Probability – L02.1 Lecture Overview

Suppose I look at the registry of residents of my town and pick a person at random. What is the probability that this person is under 18 years of age?

The answer is about 25%. Suppose now that I tell you that this person is married. Will you give the same answer? Of course not.

The probability of being less than 18 years old is now much smaller. What happened here?

We started with some initial probabilities that reflect what we know or believe about the world. But we then acquired some additional knowledge, some new evidence– for example, about this person’s family situation.

This new knowledge should cause our beliefs to change, and the original probabilities must be replaced with new probabilities that take into account the new information.
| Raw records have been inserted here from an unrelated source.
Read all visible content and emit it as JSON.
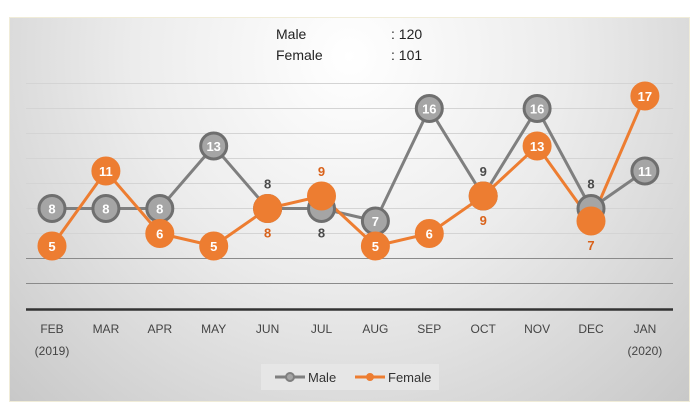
{
  "summary": {
    "male_label": "Male",
    "male_value": ": 120",
    "female_label": "Female",
    "female_value": ": 101"
  },
  "chart_data": {
    "type": "line",
    "title": "",
    "categories": [
      "FEB",
      "MAR",
      "APR",
      "MAY",
      "JUN",
      "JUL",
      "AUG",
      "SEP",
      "OCT",
      "NOV",
      "DEC",
      "JAN"
    ],
    "category_sublabels": [
      "(2019)",
      "",
      "",
      "",
      "",
      "",
      "",
      "",
      "",
      "",
      "",
      "(2020)"
    ],
    "series": [
      {
        "name": "Male",
        "color": "#7f7f7f",
        "values": [
          8,
          8,
          8,
          13,
          8,
          8,
          7,
          16,
          9,
          16,
          8,
          11
        ]
      },
      {
        "name": "Female",
        "color": "#ed7d31",
        "values": [
          5,
          11,
          6,
          5,
          8,
          9,
          5,
          6,
          9,
          13,
          7,
          17
        ]
      }
    ],
    "ylim": [
      0,
      18
    ],
    "ytick_step": 2,
    "grid": true,
    "data_labels": true,
    "legend": "bottom",
    "xlabel": "",
    "ylabel": ""
  }
}
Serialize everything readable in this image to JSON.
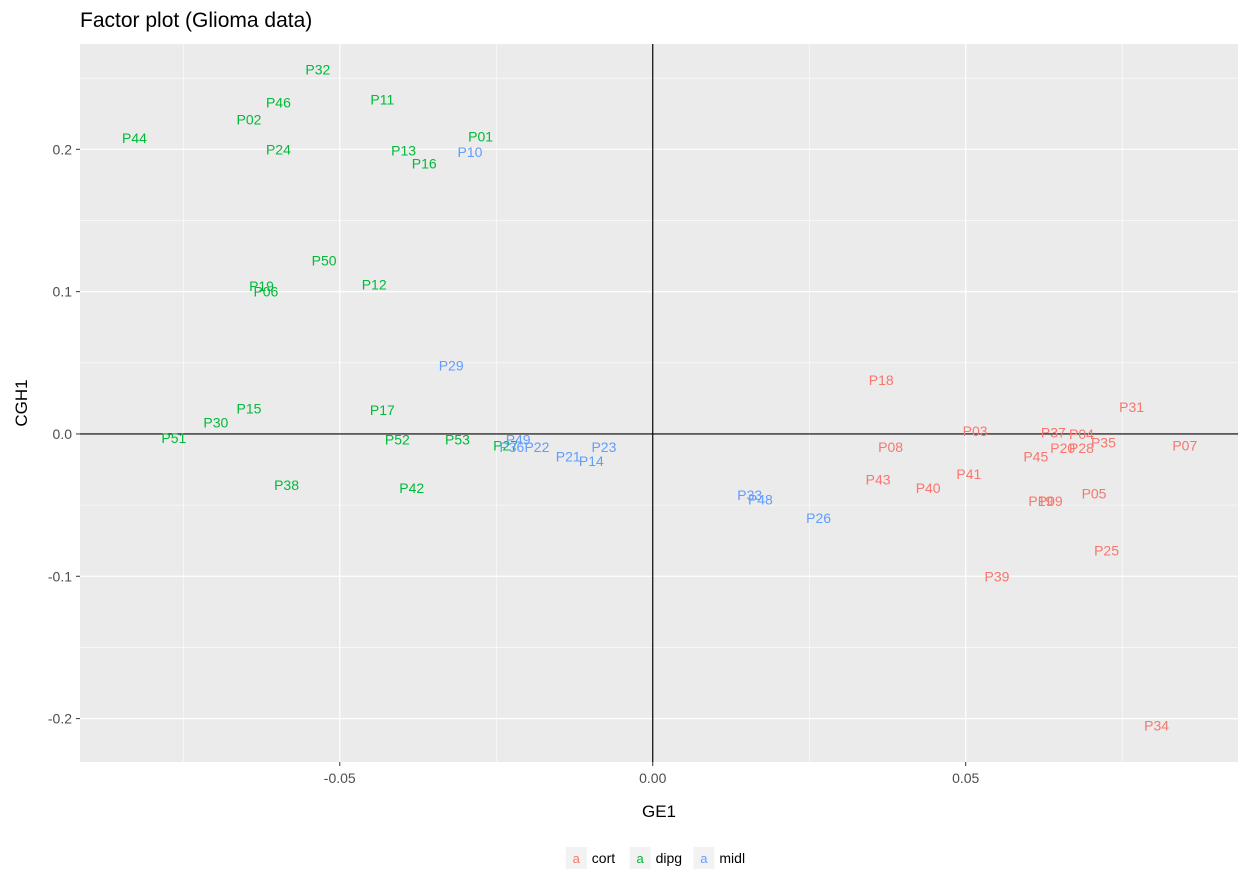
{
  "chart_data": {
    "type": "scatter",
    "title": "Factor plot (Glioma data)",
    "xlabel": "GE1",
    "ylabel": "CGH1",
    "xlim": [
      -0.0915,
      0.0935
    ],
    "ylim": [
      -0.2305,
      0.274
    ],
    "x_ticks": [
      -0.05,
      0.0,
      0.05
    ],
    "x_tick_labels": [
      "-0.05",
      "0.00",
      "0.05"
    ],
    "y_ticks": [
      -0.2,
      -0.1,
      0.0,
      0.1,
      0.2
    ],
    "y_tick_labels": [
      "-0.2",
      "-0.1",
      "0.0",
      "0.1",
      "0.2"
    ],
    "reference_lines": {
      "x": 0,
      "y": 0
    },
    "grid": true,
    "legend_position": "bottom",
    "legend_key_glyph": "a",
    "series": [
      {
        "name": "cort",
        "color": "#F8766D",
        "points": [
          {
            "label": "P18",
            "x": 0.0365,
            "y": 0.038
          },
          {
            "label": "P31",
            "x": 0.0765,
            "y": 0.019
          },
          {
            "label": "P03",
            "x": 0.0515,
            "y": 0.002
          },
          {
            "label": "P37",
            "x": 0.064,
            "y": 0.001
          },
          {
            "label": "P04",
            "x": 0.0685,
            "y": 0.0
          },
          {
            "label": "P35",
            "x": 0.072,
            "y": -0.006
          },
          {
            "label": "P08",
            "x": 0.038,
            "y": -0.009
          },
          {
            "label": "P07",
            "x": 0.085,
            "y": -0.008
          },
          {
            "label": "P20",
            "x": 0.0655,
            "y": -0.01
          },
          {
            "label": "P28",
            "x": 0.0685,
            "y": -0.01
          },
          {
            "label": "P45",
            "x": 0.0612,
            "y": -0.016
          },
          {
            "label": "P41",
            "x": 0.0505,
            "y": -0.028
          },
          {
            "label": "P43",
            "x": 0.036,
            "y": -0.032
          },
          {
            "label": "P40",
            "x": 0.044,
            "y": -0.038
          },
          {
            "label": "P05",
            "x": 0.0705,
            "y": -0.042
          },
          {
            "label": "P19",
            "x": 0.062,
            "y": -0.047
          },
          {
            "label": "P09",
            "x": 0.0635,
            "y": -0.047
          },
          {
            "label": "P25",
            "x": 0.0725,
            "y": -0.082
          },
          {
            "label": "P39",
            "x": 0.055,
            "y": -0.1
          },
          {
            "label": "P34",
            "x": 0.0805,
            "y": -0.205
          }
        ]
      },
      {
        "name": "dipg",
        "color": "#00BA38",
        "points": [
          {
            "label": "P32",
            "x": -0.0535,
            "y": 0.256
          },
          {
            "label": "P11",
            "x": -0.0432,
            "y": 0.235
          },
          {
            "label": "P46",
            "x": -0.0598,
            "y": 0.233
          },
          {
            "label": "P02",
            "x": -0.0645,
            "y": 0.221
          },
          {
            "label": "P44",
            "x": -0.0828,
            "y": 0.208
          },
          {
            "label": "P01",
            "x": -0.0275,
            "y": 0.209
          },
          {
            "label": "P24",
            "x": -0.0598,
            "y": 0.2
          },
          {
            "label": "P13",
            "x": -0.0398,
            "y": 0.199
          },
          {
            "label": "P16",
            "x": -0.0365,
            "y": 0.19
          },
          {
            "label": "P50",
            "x": -0.0525,
            "y": 0.122
          },
          {
            "label": "P12",
            "x": -0.0445,
            "y": 0.105
          },
          {
            "label": "P19",
            "x": -0.0625,
            "y": 0.104
          },
          {
            "label": "P06",
            "x": -0.0618,
            "y": 0.1
          },
          {
            "label": "P15",
            "x": -0.0645,
            "y": 0.018
          },
          {
            "label": "P17",
            "x": -0.0432,
            "y": 0.017
          },
          {
            "label": "P30",
            "x": -0.0698,
            "y": 0.008
          },
          {
            "label": "P51",
            "x": -0.0765,
            "y": -0.003
          },
          {
            "label": "P52",
            "x": -0.0408,
            "y": -0.004
          },
          {
            "label": "P53",
            "x": -0.0312,
            "y": -0.004
          },
          {
            "label": "P27",
            "x": -0.0235,
            "y": -0.008
          },
          {
            "label": "P38",
            "x": -0.0585,
            "y": -0.036
          },
          {
            "label": "P42",
            "x": -0.0385,
            "y": -0.038
          }
        ]
      },
      {
        "name": "midl",
        "color": "#619CFF",
        "points": [
          {
            "label": "P10",
            "x": -0.0292,
            "y": 0.198
          },
          {
            "label": "P29",
            "x": -0.0322,
            "y": 0.048
          },
          {
            "label": "P49",
            "x": -0.0215,
            "y": -0.004
          },
          {
            "label": "P36",
            "x": -0.0225,
            "y": -0.009
          },
          {
            "label": "P22",
            "x": -0.0185,
            "y": -0.009
          },
          {
            "label": "P23",
            "x": -0.0078,
            "y": -0.009
          },
          {
            "label": "P21",
            "x": -0.0135,
            "y": -0.016
          },
          {
            "label": "P14",
            "x": -0.0098,
            "y": -0.019
          },
          {
            "label": "P33",
            "x": 0.0155,
            "y": -0.043
          },
          {
            "label": "P48",
            "x": 0.0172,
            "y": -0.046
          },
          {
            "label": "P26",
            "x": 0.0265,
            "y": -0.059
          }
        ]
      }
    ]
  }
}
These revised probabilities are what we call conditional probabilities.

And this is the subject of this lecture. We will start with a formal definition of conditional probabilities together with the motivation behind this particular definition.
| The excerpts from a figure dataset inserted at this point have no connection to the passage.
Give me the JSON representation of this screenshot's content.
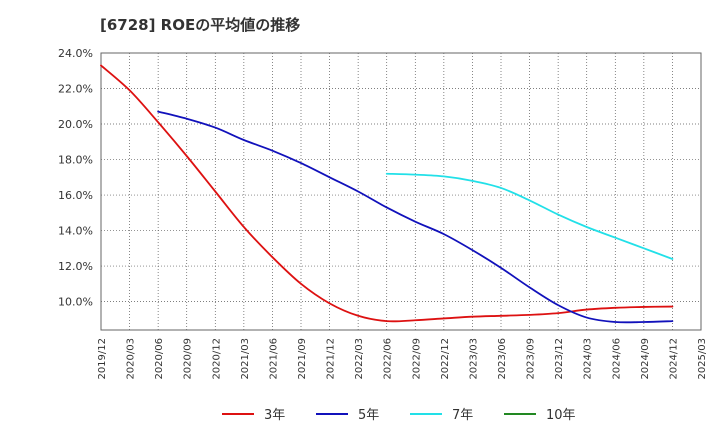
{
  "chart_data": {
    "type": "line",
    "title": "[6728]  ROEの平均値の推移",
    "xlabel": "",
    "ylabel": "",
    "ylim": [
      8.4,
      24.0
    ],
    "y_ticks": [
      "24.0%",
      "22.0%",
      "20.0%",
      "18.0%",
      "16.0%",
      "14.0%",
      "12.0%",
      "10.0%"
    ],
    "y_tick_values": [
      24,
      22,
      20,
      18,
      16,
      14,
      12,
      10
    ],
    "x_ticks": [
      "2019/12",
      "2020/03",
      "2020/06",
      "2020/09",
      "2020/12",
      "2021/03",
      "2021/06",
      "2021/09",
      "2021/12",
      "2022/03",
      "2022/06",
      "2022/09",
      "2022/12",
      "2023/03",
      "2023/06",
      "2023/09",
      "2023/12",
      "2024/03",
      "2024/06",
      "2024/09",
      "2024/12",
      "2025/03"
    ],
    "grid": true,
    "legend_position": "bottom",
    "series": [
      {
        "name": "3年",
        "color": "#dd1111",
        "values": [
          23.3,
          21.9,
          20.1,
          18.2,
          16.2,
          14.2,
          12.5,
          11.0,
          9.9,
          9.2,
          8.9,
          8.95,
          9.05,
          9.15,
          9.2,
          9.25,
          9.35,
          9.55,
          9.65,
          9.7,
          9.72,
          null
        ]
      },
      {
        "name": "5年",
        "color": "#1111bb",
        "values": [
          null,
          null,
          20.7,
          20.3,
          19.8,
          19.1,
          18.5,
          17.8,
          17.0,
          16.2,
          15.3,
          14.5,
          13.8,
          12.9,
          11.9,
          10.8,
          9.8,
          9.1,
          8.85,
          8.85,
          8.9,
          null
        ]
      },
      {
        "name": "7年",
        "color": "#22e0e8",
        "values": [
          null,
          null,
          null,
          null,
          null,
          null,
          null,
          null,
          null,
          null,
          17.2,
          17.15,
          17.05,
          16.8,
          16.4,
          15.7,
          14.9,
          14.2,
          13.6,
          13.0,
          12.4,
          null
        ]
      },
      {
        "name": "10年",
        "color": "#228822",
        "values": [
          null,
          null,
          null,
          null,
          null,
          null,
          null,
          null,
          null,
          null,
          null,
          null,
          null,
          null,
          null,
          null,
          null,
          null,
          null,
          null,
          null,
          null
        ]
      }
    ]
  }
}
We will then proceed to develop three tools that rely on conditional probabilities, including the Bayes rule, which provides a systematic way for incorporating new evidence into a probability model.

The three tools that we introduce in this lecture involve very simple and elementary mathematical formulas, yet they encapsulate some very powerful ideas.

It is not an exaggeration to say that much of this class will revolve around the repeated application of variations of these three tools to increasingly complicated situations.

In particular, the Bayes rule is the foundation for the field of inference. It is a guide on how to process data and make inferences about unobserved quantities or phenomena.

As such, it is a tool that is used all the time, all over science and engineering.